Location
- 8 Seasons Drive Toronto, Ontario, M1X 1X9 Canada 43°49′45″N 79°14′01″W﻿ / ﻿43.829265°N 79.233688°W

Information
- School type: Catholic Elementary school
- Motto: We are many Faces, but just one Family
- Religious affiliation: Roman Catholic
- Founded: 2013
- School board: Toronto Catholic District School Board
- Superintendent: Kevin Malcolm Area 7
- Area trustee: Garry Tanuan Ward 8
- School number: 456 / 694815
- Principal: Michael Miles
- Grades: JK-8
- Enrollment: 243 (2015-16)
- Language: English
- Area: Morningside Heights
- Parish: St. Barnabas
- Full-Day Kindergarten: Yes Year 4 Catchment - (2013-2014)
- Website: www.tcdsb.org/o/stpiergiorgiofrassati

= St. Pier Giorgio Frassati Catholic School =

St. Pier Giorgio Frassati Catholic School (occasionally called Blessed Pier Giorgio Frassati CS, BPGFCS, or simply as Frassati) is a Roman Catholic elementary school in Toronto, Ontario, Canada. It serves the Morningside Heights neighbourhood of Scarborough district. It is administered by the Toronto Catholic District School Board.
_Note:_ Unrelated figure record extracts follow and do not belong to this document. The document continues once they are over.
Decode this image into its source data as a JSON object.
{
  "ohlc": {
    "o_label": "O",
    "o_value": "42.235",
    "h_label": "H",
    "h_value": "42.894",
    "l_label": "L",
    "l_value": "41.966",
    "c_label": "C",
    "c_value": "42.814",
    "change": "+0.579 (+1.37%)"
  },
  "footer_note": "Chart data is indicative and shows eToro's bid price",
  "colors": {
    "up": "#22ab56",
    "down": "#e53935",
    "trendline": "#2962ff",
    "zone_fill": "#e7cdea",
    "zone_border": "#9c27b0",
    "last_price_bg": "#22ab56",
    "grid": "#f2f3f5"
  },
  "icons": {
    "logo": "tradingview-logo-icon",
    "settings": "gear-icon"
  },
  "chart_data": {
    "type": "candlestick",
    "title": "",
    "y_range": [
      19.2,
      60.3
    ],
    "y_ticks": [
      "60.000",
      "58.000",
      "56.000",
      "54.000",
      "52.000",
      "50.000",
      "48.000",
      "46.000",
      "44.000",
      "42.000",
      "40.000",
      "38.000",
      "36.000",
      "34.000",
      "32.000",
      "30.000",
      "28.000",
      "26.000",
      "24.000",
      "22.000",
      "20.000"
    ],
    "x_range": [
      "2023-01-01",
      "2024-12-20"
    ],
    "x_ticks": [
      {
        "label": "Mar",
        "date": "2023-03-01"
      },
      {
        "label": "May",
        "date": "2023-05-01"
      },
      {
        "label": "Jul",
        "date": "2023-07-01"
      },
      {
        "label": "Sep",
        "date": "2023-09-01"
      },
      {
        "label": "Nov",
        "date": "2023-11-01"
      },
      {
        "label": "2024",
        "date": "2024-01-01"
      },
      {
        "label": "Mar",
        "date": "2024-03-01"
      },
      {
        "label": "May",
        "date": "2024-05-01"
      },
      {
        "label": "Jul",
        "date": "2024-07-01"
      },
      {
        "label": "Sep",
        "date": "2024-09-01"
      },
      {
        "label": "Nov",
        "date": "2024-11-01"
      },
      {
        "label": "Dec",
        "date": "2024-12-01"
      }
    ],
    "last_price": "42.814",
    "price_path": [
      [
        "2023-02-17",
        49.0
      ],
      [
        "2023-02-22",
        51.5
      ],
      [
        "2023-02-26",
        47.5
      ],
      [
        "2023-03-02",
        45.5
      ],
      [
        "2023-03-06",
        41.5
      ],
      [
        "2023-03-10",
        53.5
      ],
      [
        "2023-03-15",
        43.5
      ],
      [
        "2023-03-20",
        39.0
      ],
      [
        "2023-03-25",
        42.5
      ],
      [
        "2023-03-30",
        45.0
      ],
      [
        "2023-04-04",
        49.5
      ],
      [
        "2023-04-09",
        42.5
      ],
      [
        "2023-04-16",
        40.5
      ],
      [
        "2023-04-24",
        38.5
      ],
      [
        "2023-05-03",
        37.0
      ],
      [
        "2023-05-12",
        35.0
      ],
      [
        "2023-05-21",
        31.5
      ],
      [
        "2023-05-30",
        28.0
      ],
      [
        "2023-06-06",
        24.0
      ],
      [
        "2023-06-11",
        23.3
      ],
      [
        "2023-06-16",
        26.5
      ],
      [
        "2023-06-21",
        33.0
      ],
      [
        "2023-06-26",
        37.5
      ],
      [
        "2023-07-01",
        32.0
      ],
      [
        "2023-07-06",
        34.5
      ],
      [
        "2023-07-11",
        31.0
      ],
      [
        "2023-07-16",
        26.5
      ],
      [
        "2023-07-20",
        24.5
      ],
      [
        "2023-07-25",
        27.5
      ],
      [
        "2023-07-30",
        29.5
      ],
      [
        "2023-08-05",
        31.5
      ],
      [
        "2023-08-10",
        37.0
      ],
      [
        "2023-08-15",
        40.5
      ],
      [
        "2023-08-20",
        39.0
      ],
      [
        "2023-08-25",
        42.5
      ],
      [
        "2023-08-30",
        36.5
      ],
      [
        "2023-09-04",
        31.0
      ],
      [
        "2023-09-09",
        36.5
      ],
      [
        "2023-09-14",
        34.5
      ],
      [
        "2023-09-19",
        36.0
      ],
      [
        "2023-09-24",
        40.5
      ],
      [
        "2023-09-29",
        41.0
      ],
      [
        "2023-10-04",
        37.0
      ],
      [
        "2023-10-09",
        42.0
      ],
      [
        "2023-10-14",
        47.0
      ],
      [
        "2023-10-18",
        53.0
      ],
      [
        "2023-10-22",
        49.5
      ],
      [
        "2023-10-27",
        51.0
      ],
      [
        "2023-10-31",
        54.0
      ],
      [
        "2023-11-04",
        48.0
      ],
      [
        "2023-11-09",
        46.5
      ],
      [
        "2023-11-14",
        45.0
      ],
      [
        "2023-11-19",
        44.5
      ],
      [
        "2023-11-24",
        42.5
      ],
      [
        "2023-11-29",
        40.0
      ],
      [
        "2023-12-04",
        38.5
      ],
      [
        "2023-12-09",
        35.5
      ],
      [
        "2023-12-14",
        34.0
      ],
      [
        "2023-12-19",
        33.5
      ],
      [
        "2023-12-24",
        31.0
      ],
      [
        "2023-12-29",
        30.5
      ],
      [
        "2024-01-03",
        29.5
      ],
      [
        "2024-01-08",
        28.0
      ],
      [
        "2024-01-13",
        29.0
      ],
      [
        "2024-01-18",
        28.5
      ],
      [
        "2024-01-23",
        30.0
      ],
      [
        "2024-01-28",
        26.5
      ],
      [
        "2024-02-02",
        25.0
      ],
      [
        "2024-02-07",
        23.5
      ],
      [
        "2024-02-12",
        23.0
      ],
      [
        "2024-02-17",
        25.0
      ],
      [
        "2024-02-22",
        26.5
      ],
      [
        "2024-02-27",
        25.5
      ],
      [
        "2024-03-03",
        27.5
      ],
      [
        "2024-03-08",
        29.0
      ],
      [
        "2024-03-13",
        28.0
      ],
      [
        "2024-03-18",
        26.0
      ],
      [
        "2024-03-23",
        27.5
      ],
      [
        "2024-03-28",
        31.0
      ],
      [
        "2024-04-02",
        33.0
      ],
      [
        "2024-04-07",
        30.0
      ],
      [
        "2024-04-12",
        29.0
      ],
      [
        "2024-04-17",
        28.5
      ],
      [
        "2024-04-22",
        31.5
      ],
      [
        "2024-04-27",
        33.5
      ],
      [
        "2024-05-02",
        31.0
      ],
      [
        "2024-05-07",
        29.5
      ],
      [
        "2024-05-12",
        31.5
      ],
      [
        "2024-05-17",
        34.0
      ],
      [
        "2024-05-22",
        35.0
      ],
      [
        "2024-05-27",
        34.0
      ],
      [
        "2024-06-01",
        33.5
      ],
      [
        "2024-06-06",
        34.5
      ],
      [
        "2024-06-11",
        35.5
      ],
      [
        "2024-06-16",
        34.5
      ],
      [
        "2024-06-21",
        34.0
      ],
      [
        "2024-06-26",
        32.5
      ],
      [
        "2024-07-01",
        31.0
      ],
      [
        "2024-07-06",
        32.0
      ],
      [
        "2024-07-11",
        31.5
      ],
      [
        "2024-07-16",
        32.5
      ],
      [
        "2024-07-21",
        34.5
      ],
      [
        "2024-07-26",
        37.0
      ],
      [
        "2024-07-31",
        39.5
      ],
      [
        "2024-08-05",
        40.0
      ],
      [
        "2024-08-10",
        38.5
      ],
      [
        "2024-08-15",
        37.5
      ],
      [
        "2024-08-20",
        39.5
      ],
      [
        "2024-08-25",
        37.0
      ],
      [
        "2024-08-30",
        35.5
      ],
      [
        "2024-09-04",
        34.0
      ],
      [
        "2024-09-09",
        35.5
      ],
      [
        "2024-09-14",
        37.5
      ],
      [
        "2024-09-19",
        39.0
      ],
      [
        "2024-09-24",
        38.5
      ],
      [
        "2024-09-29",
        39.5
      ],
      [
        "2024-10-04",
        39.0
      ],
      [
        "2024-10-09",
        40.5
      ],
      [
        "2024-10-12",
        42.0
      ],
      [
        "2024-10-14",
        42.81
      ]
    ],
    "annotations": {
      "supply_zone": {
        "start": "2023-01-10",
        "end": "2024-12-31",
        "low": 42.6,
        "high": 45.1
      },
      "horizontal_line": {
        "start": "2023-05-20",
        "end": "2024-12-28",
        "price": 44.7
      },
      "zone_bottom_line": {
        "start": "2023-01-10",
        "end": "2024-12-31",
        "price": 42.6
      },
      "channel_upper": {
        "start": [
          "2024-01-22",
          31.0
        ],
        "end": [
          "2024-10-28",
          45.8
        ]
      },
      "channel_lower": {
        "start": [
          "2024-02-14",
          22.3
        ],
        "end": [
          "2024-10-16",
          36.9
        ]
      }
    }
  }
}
The school is named after Pier Giorgio Frassati.

==Background==
Until the development of Morningside Heights, there were two Catholic elementary schools in the area, St. Bede in Malvern opened in 1989 and St, Dominic Savio in Rouge Hill opened in 1999.

When the area was developed in 2002, many children in that area attended schools in the Malvern area such as St. Bede, St. Gabriel Lalemant, and Sacred Heart.

In 2007, the Toronto Catholic District School Board approved the funding from the province to build the new school for the Morningside Heights neighborhood. Originally named Morningside Heights North, the school was named Blessed Pier Giorgio Frassati in 2010. The board held a groundbreaking ceremony on November 15, 2011 to start construction on the Frassati school that was completed in January 2013. The new, barrier-free three-storey building consisting of a multi-purpose room, library, early learning rooms, and new landscaping.

Blessed Pier Giorgio Frassati held an open house event on June 13, 2013 organized by St. Bede and St. Gabriel Lalemant schools. The school finally opened in September 2013 and was officially opened and blessed two months later.

While Frassati is a feeder school, its graduates attend Lester B. Pearson, Sir William Osler, St. Mother Teresa, Francis Libermann, Mary Ward, and St. John Paul II secondary schools.